Family and society dictate your decisions. While in secret, Egyptians partake of all the usual sinful pleasures- drugs, alcohol, sex.
They all have cell phones, use the internet, download shit illegally, watch porn (featuring an all-American cast no less).
And most, if not all, young Egyptian men wish they could come to America. They long for a steady job and to be able to date aimlessly, no pressure.
They watch our movies and listen to our music, they wear imitations of our clothes. They love practicing their English (mostly men can speak it). They think we are promiscuous, fun-loving, incredibly privileged and happy people. This is true, except the happy part. For some reason Americans find it so fucking difficult to be happy. You have it good here buddy, really and truly.
We are free in ways that millions of people in this world only dream of being.

Egyptian society is incredibly invasive. Random people in the street feel they have the right to tell you how to dress and what is considered appropriate contact with your significant other. Case in point, I leaned my head on my boyfriend’s shoulder at a café, and the owner came over and told me to sit properly. If you travel from one city to the next by bus or car, you will hit at least 4 checkpoints an hour.

But ruins are magnificent and most are in pristine condition, the museum has the coolest shit I’ve ever seen, even 3000 year old mummies with teeth, hair and nails still in tact. The beach towns are pretty laid back and there are a lot of foreigners chillin there and having a good time. These sites have some of the best diving the world has to offer.
Smokin shisha is very nice, Sakkara beer is fantastic and the food is cheap and tasty. And Arabic is by far the coolest looking language ever, and it sounds lovely.



I would definitely recommend spending some time in Egypt. I hope to go back, I have some unfinished business with Siwa Oasis (yes real oases do exist) and I want to get my PADI certification.

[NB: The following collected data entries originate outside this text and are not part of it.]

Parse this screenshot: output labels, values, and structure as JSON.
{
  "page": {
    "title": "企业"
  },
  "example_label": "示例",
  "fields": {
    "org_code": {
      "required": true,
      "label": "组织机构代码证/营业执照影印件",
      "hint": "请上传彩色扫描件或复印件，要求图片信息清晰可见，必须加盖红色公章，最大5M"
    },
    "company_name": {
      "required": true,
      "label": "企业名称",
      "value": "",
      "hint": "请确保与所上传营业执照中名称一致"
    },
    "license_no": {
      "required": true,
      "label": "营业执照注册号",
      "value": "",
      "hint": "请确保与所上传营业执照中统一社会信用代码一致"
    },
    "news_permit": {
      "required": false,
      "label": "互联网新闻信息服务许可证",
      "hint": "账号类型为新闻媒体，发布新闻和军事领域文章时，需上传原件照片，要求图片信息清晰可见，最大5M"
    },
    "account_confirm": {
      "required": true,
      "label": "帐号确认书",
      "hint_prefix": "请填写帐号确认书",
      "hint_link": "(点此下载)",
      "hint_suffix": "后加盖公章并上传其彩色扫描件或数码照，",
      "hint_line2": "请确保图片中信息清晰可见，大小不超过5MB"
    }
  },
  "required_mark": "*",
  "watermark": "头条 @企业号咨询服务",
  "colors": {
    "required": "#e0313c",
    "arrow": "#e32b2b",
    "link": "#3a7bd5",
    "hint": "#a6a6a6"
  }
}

Ultimately what I learned is that one cannot truly be a free-thinker until one is able to isolate culture from identity.
I was allowed this objectivity in Egypt. Who I am is not tied to my likes and dislikes, what I wear, listen to, eat or do. Even what language I speak and my physical appearance have no bearing on this person that is “Fatima.” Egyptians easily mistook my facial features for theirs.
What I’m saying is that, one places too much emphasis on the box that their respective society has built around them. But this is not who you are, one can easily adopt a different way a living and realize that their true being rises beyond a certain set of human behaviors.
Who would you be if you were not American?
Who would you be if you were not white? Or black? Asian or Hispanic?
Who would you be if you were born elsewhere?

This is why I think travel is so important. It exposes you to yourself.